In Ebola virus-infected cells, the virus' components replicate and assemble to generate progeny viruses. The progeny viruses bud from the surface of host cells, acquiring an envelope derived from the host's cell surface membrane.
The team from Hokkaido University and elsewhere have demonstrated that the Ebola virus enters the target cells through the interaction between glycoprotein (GP) on the virus' surface and its receptor on the cell surface. In addition to GP, PS in virus envelope has been shown to help entry of the Ebola virus. To be recognized by the target cells, PS needs to be present on the surface of the virus particles. However, PS is typically found on the inner side of host cell membranes and it has been unknown how PS changes its location in the virus envelope.

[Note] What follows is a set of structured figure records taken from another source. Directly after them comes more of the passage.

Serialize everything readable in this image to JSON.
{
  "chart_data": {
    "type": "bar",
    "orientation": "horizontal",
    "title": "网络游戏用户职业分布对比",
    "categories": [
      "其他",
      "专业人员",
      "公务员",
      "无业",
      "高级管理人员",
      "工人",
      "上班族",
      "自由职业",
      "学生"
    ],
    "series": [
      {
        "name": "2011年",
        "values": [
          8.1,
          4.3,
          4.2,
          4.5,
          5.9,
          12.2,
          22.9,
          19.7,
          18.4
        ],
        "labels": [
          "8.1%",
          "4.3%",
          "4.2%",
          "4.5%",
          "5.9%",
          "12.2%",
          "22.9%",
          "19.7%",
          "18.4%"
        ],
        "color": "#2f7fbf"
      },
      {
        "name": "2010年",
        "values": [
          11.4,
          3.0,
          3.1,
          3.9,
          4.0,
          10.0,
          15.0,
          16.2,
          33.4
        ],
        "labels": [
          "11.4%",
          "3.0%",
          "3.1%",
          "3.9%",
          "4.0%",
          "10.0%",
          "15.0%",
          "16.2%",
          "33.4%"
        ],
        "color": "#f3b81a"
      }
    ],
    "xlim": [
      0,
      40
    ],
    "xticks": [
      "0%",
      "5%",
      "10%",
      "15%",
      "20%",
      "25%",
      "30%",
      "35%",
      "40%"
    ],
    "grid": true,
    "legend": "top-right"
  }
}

The researchers have found that Xkr8 is transported to the budding site along with GP, and incorporated into the envelope. Xkr8 is then activated, which leads to exposure of PS on its surface so the virus can enter the target cells.
Associate Professor Asuka Nanbo of the research team at Hokkaido University says, "PS is known to function in the entry process of various pathogenic viruses. So, we expect this pathway provides a potential target for developing new drugs against those viruses as well as the Ebola virus."